My two sons (11 & 12) were cooking supper and were making sloppy joes and baked beans. The 11 yo just wanted to dump it all together and get it done. The 12 yo replied "that's not the way you do it, you put the beans in this pan and add just a hint of bbq sauce." (He loves to cook.) But, my older daughter thought he might just be watching too much Martha Stewart with me.
Meanwhile, my 3 and 5 year olds were outside hungry. My 5yo daughter proceeded to make a "salad" for her brother out of grass and leaves. It must not have been to good because he came in quite indignantly and stated" SERENE CAN'T COOK!"

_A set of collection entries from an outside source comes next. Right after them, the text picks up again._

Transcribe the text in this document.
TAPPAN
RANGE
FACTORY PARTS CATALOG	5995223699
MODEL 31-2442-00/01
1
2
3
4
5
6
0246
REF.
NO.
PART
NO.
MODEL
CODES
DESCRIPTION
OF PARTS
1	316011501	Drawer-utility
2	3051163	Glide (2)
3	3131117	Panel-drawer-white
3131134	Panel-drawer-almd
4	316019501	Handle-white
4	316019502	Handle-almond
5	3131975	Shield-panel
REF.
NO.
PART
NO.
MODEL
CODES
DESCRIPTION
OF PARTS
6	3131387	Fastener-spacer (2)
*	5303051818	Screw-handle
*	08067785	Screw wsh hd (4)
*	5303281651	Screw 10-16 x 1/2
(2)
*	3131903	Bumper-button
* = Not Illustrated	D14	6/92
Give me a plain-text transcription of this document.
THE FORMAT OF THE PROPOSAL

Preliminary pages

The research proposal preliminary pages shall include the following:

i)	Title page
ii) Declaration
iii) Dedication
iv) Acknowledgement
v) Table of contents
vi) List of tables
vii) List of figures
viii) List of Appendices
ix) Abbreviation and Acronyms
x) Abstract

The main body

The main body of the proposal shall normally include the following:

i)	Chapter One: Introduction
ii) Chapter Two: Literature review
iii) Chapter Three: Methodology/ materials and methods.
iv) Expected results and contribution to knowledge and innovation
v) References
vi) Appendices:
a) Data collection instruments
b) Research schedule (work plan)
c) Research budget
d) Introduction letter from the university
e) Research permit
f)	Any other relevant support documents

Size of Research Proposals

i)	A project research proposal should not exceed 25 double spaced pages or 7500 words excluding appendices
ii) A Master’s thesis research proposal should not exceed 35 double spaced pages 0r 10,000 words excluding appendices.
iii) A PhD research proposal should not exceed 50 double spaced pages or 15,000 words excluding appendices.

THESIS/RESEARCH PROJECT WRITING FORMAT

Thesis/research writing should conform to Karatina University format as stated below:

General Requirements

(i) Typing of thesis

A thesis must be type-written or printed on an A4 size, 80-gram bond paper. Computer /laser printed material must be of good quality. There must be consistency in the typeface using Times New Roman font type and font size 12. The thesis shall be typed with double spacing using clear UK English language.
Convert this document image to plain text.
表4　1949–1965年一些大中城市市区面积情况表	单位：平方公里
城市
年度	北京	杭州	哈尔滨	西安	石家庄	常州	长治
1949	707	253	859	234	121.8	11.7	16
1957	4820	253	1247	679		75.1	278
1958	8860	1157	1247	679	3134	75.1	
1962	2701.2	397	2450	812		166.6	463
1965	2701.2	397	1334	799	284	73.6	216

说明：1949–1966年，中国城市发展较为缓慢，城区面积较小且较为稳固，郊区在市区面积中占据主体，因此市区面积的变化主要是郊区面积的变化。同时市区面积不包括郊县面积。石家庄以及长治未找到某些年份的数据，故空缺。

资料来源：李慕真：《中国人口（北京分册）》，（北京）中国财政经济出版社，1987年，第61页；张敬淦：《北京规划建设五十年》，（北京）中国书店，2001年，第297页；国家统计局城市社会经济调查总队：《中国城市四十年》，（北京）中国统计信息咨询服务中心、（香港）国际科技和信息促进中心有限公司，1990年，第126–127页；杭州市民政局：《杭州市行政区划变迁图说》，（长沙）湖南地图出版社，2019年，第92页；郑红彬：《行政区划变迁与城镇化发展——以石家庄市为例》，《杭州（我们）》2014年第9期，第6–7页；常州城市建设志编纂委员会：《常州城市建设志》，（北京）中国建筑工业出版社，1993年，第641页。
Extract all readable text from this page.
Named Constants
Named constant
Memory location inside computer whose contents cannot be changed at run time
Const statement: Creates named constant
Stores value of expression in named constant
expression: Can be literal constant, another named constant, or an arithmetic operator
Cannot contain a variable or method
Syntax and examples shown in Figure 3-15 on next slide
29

Life goes on at it's own pace whether we do or not. I have had a lot of health problems this summer starting with pneumonia and going from there. My children have been tremendous helps with all the extra chores and cooking that I have not been able to keep pace with. I had some pulmonary tests today with a possible solution to try and I actually have more energy today. One of the hardest things for me is pacing myself. I tend to flat out run until I can't and find that is no longer a possibility. So I have been pondering what God is teaching me and my family through this. Because even though I am the one who is ill, my family bares a lot of the brunt of the effects. I do not have the stamina so have had so I am having to be more careful in the choices I am making. Good, better, best has new meaning when you know that only is not only the best choice but physically possible. If I can only read for a little while without going hoarse, you can bet I am trying to choose the best book and not just a good one. I love to cook, and I love to make elaborate meals too but if I am too tired afterward to visit with my family and hold an intelligent conversation, a simpler meal is the best choice. Besides, all meals look fancy by candlelight. So, daily, hourly, I find myself seeking God for His best instead of my best and I think that is what I needed all along.